Prospective parents going through IVF and preimplantation genetic testing (PGT) often ask, “Is cervical cancer hereditary?” This is a crucial question when planning for a healthy future child. In this post, we provide a medically accurate explanation of cervical cancer’s causes and how advanced genetic screening (like Orchid’s whole-genome embryo testing) can inform and reassure parents making proactive reproductive decisions.
Genetic vs. Environmental Causes of Cervical Cancer
Cervical cancer is rarely an inherited disease. Most common cervical cancers are not hereditary, and in fact about 70% of cases are caused by high-risk human papillomavirus (HPV) infection. In other words, the primary cause is an environmental factor (a virus), not a gene passed down from parent to child. Only very rare types of cervical cancer have a direct genetic component – for example, a mutation in the DICER1 gene can predispose to an unusual cervical tumor in childhood (Cervical cancer: Is it genetic? ).

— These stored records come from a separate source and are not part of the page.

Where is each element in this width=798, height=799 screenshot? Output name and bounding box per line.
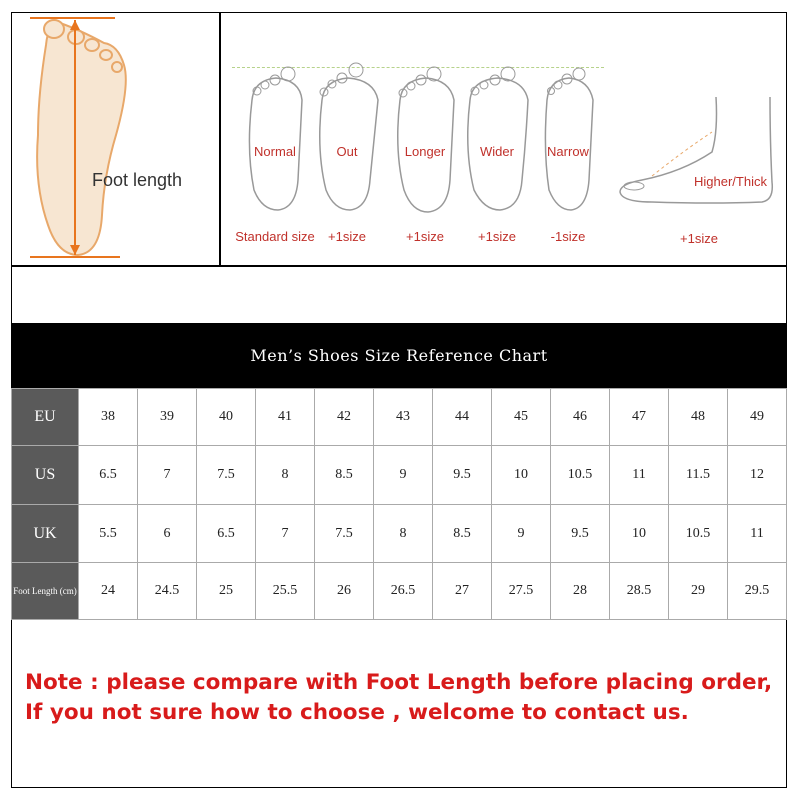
foot-type-name: Narrow xyxy=(547,144,589,159)
foot-type-size: +1size xyxy=(478,229,516,244)
foot-type-normal xyxy=(235,60,315,260)
table-cell: 28 xyxy=(551,563,610,620)
table-cell: 26.5 xyxy=(374,563,433,620)
foot-type-name: Wider xyxy=(480,144,514,159)
table-cell: 41 xyxy=(256,389,315,446)
table-cell: 9 xyxy=(374,446,433,505)
foot-type-name: Longer xyxy=(404,144,446,159)
table-cell: 6.5 xyxy=(79,446,138,505)
note-line-1: Note : please compare with Foot Length before placing order, xyxy=(25,670,773,695)
table-cell: 7 xyxy=(138,446,197,505)
table-cell: 24 xyxy=(79,563,138,620)
order-note xyxy=(25,668,772,728)
table-cell: 7.5 xyxy=(315,505,374,563)
table-cell: 39 xyxy=(138,389,197,446)
table-cell: 10 xyxy=(610,505,669,563)
foot-type-out xyxy=(312,60,382,260)
table-cell: 46 xyxy=(551,389,610,446)
table-cell: 29.5 xyxy=(728,563,787,620)
table-cell: 9.5 xyxy=(433,446,492,505)
table-cell: 7 xyxy=(256,505,315,563)
section-divider xyxy=(11,265,787,267)
table-cell: 25 xyxy=(197,563,256,620)
table-cell: 26 xyxy=(315,563,374,620)
table-cell: 27.5 xyxy=(492,563,551,620)
table-cell: 8.5 xyxy=(433,505,492,563)
foot-type-size: Standard size xyxy=(235,229,315,244)
table-cell: 8 xyxy=(256,446,315,505)
table-cell: 45 xyxy=(492,389,551,446)
table-cell: 25.5 xyxy=(256,563,315,620)
table-cell: 42 xyxy=(315,389,374,446)
foot-outline-icon xyxy=(390,60,460,220)
table-cell: 12 xyxy=(728,446,787,505)
high-foot-name: Higher/Thick xyxy=(694,174,767,189)
table-cell: 24.5 xyxy=(138,563,197,620)
table-cell: 9.5 xyxy=(551,505,610,563)
note-line-2: If you not sure how to choose , welcome to contact us. xyxy=(25,700,689,725)
table-cell: 28.5 xyxy=(610,563,669,620)
table-cell: 43 xyxy=(374,389,433,446)
table-cell: 29 xyxy=(669,563,728,620)
foot-length-label: Foot length xyxy=(92,170,183,190)
row-header: EU xyxy=(12,389,79,446)
table-cell: 38 xyxy=(79,389,138,446)
row-header: Foot Length (cm) xyxy=(12,563,79,620)
table-cell: 5.5 xyxy=(79,505,138,563)
foot-type-longer xyxy=(390,60,460,260)
foot-type-narrow xyxy=(533,60,603,260)
row-header: UK xyxy=(12,505,79,563)
table-cell: 10 xyxy=(492,446,551,505)
foot-outline-icon xyxy=(533,60,603,220)
foot-type-wider xyxy=(462,60,532,260)
table-cell: 6 xyxy=(138,505,197,563)
table-row-us xyxy=(12,446,787,505)
size-table xyxy=(11,388,787,620)
foot-length-diagram-icon xyxy=(20,15,135,260)
table-cell: 48 xyxy=(669,389,728,446)
foot-type-name: Out xyxy=(336,144,358,159)
table-cell: 11 xyxy=(728,505,787,563)
foot-outline-icon xyxy=(312,60,382,220)
table-cell: 11.5 xyxy=(669,446,728,505)
table-cell: 44 xyxy=(433,389,492,446)
foot-outline-icon xyxy=(240,60,310,220)
foot-type-name: Normal xyxy=(254,144,296,159)
table-row-uk xyxy=(12,505,787,563)
foot-type-size: +1size xyxy=(328,229,366,244)
table-cell: 49 xyxy=(728,389,787,446)
table-cell: 8 xyxy=(374,505,433,563)
foot-type-size: -1size xyxy=(550,229,586,244)
table-cell: 27 xyxy=(433,563,492,620)
table-row-foot-length xyxy=(12,563,787,620)
table-cell: 10.5 xyxy=(669,505,728,563)
foot-type-size: +1size xyxy=(406,229,444,244)
table-cell: 11 xyxy=(610,446,669,505)
table-cell: 47 xyxy=(610,389,669,446)
table-cell: 40 xyxy=(197,389,256,446)
high-foot-size: +1size xyxy=(680,231,718,246)
table-cell: 6.5 xyxy=(197,505,256,563)
row-header: US xyxy=(12,446,79,505)
table-row-eu xyxy=(12,389,787,446)
panel-divider xyxy=(219,12,221,266)
chart-title: Men’s Shoes Size Reference Chart xyxy=(11,323,787,388)
table-cell: 7.5 xyxy=(197,446,256,505)
table-cell: 8.5 xyxy=(315,446,374,505)
foot-outline-icon xyxy=(462,60,532,220)
table-cell: 10.5 xyxy=(551,446,610,505)
high-arch-foot-icon xyxy=(612,92,782,212)
table-cell: 9 xyxy=(492,505,551,563)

Even having a family member with cervical cancer does not usually mean the cancer is “inherited”; families more often share lifestyle or environmental risk factors rather than a specific cervical cancer gene (Is Cervical Cancer Genetic? An Overview of Risk Factors). High-risk HPV remains the dominant risk factor, while factors like smoking or a weakened immune system can also play a role in cervical cancer development.